Technology has drastically changed the digital media landscape and how companies distribute news and engage with their readers.
The online shift has created a competitive, high-choice media environment where readers have more options than ever to reach information.
For media companies, it's no longer enough to create quality content and maximize visibility on the frontpage. In order to survive, you must find ways to increase user engagement and improve recirculation.
As such, many companies have embraced predictive analytics techniques and Artificial Intelligence (AI) to create a personalized experience for every visitor.
Companies like Buzzfeed and Apple News prove this method has been successful. It's clear personalization technologies are the new standard practice for increasing user engagement.
These companies leverage the predictive capabilities of AI and apply patterns about recent behaviors, views, and preferences for personalized recommendations.
But, AI algorithms pick up on patterns in real-time and make recommendations based on those specific patterns. This means there is often a natural tendency for recency bias to come into play.
Right now you may be thinking that doesn’t sound terrible. Timely recommendations are critical to creating a clear and unique path for each reader.
The problem is you may also be inadvertently excluding past content that could be relevant to your visitor's interests. Essentially, you are creating an echo chamber of content recency. And this can impact your user engagement and recirculation.
Why Relevance vs. Recency Matters
Producing content is at the core of what media companies do; therefore, they have years of quality content at their fingertips. However, because personalized content recommendations are based largely on current visitor behavior, a lot of this content may never be discovered.
Many media companies rely on generating traffic by leveraging trending content placed on the frontpage or section pages for maximum views. This often creates traffic spikes.
Predictive analytics tools then use the behaviors on these current visitors viewing recent articles and creates recommendations based on this data. This in turn creates an echo chamber. It only shows recent content, and it often doesn’t consider evergreen content that's been created in the past.
But, what if there is old content that is more relevant, just not recent?
This means readers probably won’t come across some of this old content that could be of interest to them.
For example, let’s say you have an article about the Royal family. Your visitor reads the article, but wants to get more information about something that happened in the past. If your recommendations only show recent articles, your visitors will never get to read that additional content. If they are searching for something specific, they will simply go elsewhere to find it.
Recency and topical content have their advantages, but they can also create limitations. Incorporating a wider set of evergreen content is a great way for companies to build more user engagement and increase recirculation. Access to evergreen content provides readers with information that is relevant to their specific interests, no matter when it was published.
So, how do you combat the built-in recency bias and incorporate more evergreen content?
Predictive analytics can reinforce the recency echo chamber problem, but with the right approach, they can also help you avoid it.
Using Machine Learning to Explore, Exploit & Avoid the Echo Chamber
At LiftIgniter, we use a different approach to Machine Learning to build our personalized recommendations and deliver the most relevant content.
We help media companies avoid the recency echo chamber by using a concept called explore and exploit. We recommend content that is related, but not necessarily the exact same subject, and see if there is a relationship there.
We continuously experiment with different content recommendations and if the content performs well, we will show it more often. If results are poor, we simply will stop showing it and will replace it with better performing content.

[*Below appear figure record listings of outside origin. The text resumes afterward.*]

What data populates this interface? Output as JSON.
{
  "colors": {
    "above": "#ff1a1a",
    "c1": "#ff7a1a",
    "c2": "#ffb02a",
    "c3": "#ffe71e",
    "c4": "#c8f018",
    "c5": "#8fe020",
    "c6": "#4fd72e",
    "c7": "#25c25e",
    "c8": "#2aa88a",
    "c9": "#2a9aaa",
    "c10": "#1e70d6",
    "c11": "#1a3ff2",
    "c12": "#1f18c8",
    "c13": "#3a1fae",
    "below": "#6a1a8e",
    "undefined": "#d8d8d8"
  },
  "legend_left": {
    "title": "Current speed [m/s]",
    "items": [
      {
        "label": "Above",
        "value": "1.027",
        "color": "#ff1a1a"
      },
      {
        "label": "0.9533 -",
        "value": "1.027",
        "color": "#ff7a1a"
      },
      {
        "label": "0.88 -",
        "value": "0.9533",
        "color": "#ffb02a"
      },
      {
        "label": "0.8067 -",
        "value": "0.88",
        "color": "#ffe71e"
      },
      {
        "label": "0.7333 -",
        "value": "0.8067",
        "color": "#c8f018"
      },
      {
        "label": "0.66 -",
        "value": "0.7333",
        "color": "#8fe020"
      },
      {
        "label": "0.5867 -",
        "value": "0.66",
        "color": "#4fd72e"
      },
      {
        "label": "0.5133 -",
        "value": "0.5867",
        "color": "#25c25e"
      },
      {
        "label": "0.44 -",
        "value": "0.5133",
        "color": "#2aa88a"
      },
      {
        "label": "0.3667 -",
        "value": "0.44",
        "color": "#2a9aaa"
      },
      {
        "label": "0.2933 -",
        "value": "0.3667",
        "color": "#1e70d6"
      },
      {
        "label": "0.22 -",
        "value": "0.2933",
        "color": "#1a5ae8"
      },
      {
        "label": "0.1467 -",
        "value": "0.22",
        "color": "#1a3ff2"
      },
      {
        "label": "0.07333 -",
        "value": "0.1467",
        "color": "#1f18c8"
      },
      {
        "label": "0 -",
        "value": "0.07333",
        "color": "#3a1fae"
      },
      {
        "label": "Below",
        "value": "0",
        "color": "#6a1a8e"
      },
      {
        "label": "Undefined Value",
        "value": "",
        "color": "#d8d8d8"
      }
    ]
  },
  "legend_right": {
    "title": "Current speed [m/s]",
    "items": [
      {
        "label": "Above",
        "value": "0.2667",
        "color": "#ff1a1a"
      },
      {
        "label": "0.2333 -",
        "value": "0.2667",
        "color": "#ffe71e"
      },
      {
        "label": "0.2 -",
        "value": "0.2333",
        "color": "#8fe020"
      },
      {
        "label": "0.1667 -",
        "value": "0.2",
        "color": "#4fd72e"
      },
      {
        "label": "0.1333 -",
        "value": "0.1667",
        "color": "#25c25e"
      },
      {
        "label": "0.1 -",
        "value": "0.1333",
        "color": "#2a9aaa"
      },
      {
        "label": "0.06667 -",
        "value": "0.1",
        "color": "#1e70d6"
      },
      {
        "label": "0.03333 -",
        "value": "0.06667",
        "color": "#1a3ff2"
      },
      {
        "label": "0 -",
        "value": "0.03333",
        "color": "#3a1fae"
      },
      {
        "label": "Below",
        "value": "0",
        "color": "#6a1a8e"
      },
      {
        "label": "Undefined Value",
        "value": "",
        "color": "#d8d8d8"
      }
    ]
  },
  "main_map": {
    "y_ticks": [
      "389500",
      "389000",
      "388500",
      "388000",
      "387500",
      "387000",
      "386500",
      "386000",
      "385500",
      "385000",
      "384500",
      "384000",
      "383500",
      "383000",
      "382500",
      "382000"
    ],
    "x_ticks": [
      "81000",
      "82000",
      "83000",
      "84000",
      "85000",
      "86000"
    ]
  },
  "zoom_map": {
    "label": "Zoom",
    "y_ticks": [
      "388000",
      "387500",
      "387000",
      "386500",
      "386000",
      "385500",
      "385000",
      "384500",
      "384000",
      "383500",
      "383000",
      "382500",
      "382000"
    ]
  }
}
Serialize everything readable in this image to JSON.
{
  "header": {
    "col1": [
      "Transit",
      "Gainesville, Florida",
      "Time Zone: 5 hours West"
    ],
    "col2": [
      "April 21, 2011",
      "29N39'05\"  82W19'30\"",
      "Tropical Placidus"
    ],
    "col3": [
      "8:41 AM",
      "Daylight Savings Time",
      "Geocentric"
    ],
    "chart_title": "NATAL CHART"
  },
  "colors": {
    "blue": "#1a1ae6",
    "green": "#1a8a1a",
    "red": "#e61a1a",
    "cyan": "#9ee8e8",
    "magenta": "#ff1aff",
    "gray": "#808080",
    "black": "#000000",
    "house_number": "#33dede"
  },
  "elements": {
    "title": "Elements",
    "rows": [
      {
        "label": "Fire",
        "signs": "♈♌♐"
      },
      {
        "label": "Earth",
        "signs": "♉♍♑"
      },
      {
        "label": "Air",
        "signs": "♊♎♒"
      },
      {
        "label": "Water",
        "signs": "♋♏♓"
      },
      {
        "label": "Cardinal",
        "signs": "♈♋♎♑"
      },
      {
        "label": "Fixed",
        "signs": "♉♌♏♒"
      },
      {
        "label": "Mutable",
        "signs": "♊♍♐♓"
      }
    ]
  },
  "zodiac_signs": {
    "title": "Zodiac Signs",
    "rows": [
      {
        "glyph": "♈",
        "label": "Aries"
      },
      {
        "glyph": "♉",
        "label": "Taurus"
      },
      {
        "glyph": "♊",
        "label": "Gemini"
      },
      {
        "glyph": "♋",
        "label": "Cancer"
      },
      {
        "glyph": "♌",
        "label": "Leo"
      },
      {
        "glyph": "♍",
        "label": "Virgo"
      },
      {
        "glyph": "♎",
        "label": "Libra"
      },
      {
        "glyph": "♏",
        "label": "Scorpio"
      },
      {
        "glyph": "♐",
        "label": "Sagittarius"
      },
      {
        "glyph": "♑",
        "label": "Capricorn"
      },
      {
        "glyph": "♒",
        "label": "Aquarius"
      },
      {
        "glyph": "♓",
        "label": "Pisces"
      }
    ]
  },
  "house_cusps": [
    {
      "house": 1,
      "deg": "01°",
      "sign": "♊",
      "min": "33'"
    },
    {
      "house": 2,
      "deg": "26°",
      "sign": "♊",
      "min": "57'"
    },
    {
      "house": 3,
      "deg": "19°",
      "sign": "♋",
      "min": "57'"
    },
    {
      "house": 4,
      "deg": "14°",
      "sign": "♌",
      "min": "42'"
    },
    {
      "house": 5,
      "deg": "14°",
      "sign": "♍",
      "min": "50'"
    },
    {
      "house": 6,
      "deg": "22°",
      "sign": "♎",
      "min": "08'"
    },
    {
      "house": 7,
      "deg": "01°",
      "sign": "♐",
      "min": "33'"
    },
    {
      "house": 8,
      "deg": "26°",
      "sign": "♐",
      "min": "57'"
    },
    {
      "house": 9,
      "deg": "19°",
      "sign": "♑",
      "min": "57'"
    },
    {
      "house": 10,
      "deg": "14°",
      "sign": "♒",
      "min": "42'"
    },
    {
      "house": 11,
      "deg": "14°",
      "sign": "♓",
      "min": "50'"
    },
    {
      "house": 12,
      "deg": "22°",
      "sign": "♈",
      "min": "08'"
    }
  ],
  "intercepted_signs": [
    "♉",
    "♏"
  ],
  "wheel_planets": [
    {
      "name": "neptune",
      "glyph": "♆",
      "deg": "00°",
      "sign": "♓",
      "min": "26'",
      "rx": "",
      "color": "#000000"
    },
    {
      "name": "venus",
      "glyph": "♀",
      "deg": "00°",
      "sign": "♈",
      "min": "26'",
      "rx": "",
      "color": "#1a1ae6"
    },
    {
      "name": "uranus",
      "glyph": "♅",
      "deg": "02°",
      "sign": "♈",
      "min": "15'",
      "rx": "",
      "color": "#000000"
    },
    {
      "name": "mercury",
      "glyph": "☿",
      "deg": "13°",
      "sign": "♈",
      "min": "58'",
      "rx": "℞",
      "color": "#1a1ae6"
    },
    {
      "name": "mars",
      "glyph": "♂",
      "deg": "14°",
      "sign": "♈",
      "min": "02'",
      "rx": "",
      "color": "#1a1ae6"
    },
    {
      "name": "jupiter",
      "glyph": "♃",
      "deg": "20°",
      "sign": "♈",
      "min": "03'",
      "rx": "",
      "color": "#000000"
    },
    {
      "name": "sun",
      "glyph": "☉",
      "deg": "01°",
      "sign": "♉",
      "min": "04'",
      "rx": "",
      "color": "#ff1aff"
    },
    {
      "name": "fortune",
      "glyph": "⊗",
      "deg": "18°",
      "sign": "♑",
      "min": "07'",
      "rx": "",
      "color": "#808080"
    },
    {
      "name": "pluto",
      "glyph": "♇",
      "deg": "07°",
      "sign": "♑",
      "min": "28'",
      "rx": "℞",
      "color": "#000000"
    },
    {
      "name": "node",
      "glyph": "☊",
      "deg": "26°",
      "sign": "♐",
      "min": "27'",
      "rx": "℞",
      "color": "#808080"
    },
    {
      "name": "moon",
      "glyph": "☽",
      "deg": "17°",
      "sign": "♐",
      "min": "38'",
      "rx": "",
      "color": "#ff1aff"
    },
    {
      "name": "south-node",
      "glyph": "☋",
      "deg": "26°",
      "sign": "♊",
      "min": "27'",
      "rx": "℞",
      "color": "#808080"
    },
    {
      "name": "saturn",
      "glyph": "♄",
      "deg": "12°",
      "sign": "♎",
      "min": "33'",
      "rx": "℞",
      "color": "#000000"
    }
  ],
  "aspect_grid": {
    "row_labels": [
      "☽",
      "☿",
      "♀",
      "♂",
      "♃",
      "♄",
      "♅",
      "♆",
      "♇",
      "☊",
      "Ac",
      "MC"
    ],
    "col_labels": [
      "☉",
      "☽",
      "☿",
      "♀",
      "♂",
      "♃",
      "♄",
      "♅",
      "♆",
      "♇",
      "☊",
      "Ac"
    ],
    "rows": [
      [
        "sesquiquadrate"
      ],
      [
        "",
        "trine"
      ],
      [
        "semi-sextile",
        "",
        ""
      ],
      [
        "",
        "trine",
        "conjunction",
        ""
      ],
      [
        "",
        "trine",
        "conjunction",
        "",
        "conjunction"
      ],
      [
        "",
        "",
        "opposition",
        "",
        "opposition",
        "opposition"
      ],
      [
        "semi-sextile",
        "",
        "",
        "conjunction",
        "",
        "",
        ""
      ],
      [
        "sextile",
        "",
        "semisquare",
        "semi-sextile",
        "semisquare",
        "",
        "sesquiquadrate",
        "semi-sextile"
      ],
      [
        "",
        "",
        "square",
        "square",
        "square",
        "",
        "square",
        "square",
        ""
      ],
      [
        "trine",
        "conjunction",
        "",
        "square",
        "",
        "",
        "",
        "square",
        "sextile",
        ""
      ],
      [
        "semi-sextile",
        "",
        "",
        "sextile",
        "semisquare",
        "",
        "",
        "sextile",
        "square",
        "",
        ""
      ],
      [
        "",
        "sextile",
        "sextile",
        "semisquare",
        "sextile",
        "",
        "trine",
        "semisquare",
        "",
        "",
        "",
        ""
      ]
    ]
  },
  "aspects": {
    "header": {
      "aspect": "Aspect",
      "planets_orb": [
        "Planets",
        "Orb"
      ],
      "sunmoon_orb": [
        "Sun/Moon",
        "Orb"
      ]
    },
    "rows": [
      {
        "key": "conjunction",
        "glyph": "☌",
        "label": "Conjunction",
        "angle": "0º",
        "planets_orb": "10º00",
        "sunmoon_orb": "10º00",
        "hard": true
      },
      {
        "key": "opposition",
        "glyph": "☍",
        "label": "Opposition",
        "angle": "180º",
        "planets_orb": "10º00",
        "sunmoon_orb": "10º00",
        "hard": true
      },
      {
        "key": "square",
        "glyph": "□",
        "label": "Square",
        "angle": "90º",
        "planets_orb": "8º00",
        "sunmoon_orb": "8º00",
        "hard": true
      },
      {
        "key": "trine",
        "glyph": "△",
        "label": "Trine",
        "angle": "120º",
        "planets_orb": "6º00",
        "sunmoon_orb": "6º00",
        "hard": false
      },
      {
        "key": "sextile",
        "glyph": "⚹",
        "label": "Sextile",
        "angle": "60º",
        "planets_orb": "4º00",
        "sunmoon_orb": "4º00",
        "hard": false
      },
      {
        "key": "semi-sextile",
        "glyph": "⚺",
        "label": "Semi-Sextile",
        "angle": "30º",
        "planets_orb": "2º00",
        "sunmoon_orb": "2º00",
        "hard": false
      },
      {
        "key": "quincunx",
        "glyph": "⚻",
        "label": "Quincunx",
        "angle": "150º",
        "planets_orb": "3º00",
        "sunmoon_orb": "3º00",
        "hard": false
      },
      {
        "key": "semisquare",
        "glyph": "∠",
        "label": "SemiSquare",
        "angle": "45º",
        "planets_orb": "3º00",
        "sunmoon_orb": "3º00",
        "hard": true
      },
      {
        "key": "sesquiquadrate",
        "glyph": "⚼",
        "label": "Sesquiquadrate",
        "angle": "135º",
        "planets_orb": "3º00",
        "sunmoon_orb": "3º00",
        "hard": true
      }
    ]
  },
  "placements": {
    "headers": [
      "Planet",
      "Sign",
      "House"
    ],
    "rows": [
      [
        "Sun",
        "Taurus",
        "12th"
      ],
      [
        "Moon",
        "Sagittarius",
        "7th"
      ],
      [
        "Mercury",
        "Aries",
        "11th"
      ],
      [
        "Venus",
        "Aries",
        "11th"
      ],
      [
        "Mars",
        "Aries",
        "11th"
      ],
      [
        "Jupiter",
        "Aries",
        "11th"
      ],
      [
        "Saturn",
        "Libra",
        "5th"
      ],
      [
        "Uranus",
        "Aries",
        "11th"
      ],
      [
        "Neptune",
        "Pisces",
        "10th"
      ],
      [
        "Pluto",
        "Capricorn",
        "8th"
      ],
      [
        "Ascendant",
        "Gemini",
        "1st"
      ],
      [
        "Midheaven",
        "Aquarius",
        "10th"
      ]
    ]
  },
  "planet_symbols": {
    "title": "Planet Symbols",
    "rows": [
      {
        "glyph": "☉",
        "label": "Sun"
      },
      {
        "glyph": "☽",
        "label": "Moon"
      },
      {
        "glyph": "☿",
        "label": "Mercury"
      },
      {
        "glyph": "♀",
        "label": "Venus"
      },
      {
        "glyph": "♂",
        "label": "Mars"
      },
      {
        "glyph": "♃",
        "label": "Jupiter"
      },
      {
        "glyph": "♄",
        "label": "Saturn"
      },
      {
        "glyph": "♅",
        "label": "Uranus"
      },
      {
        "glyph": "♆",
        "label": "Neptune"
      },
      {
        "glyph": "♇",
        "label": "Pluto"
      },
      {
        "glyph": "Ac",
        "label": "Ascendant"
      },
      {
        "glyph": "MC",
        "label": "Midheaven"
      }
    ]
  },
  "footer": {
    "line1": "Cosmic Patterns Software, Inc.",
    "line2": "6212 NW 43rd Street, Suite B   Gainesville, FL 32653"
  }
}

Instead of relying solely on metadata, we use Machine Learning techniques to determine intrinsic relationships. Metadata often makes recommendations by comparing apples to apples. The inferior metadata-based approach assumes that if two different articles are about dogs, they are related and should become recommendations. But this is not always the case.
With LiftIgniter, we put our beacon on a site and begin collecting information immediately. We then start showing recommendations based on the behavior of all of the users on the site. We analyze the paths they took, what they saw first, and how long they read an article. As long as one person has read an article, we track and analyze it no matter its recency.
Many personalization tools use a concept called collaborative filtering. Collaborative filtering takes the behavior history of what everyone else has done and says someone else will probably also want this.
Collaborative filtering often makes incorrect assumptions that can negatively impact the quality of your recommendations. For example, if a person reads articles A, B, and C, collaborative filtering assumes that an individual who only reads A and B, will also want to read article C.
However, this approach only considers the positive signals. At LiftIgniter, we have a lot more data that helps us determine intrinsic relationship statistics. Our method collects negative signals, meaning we collect what actions someone doesn’t take as much as what action someone does. There is a wealth of insight in this leftover data that we’ve highlighted in a past blog post.
We track this negative data by showing the recommendations several times. If the content is never clicked on, we take that knowledge and won’t make that recommendation again in that context.
By looking at both the positive and negative data signals, we have more control over the recommendations. We can explore content we've analyzed in the past that we think may have relevance even if it's not as popular.
Using this approach, we gain a deeper understanding of visitor behavior and we can provide more onsite discovery. This enables us to surface older content beyond what’s simply trending or is on the frontpage.
For media companies to stay competitive, increase user engagement and build loyalty, it will be critical to break the recency loop.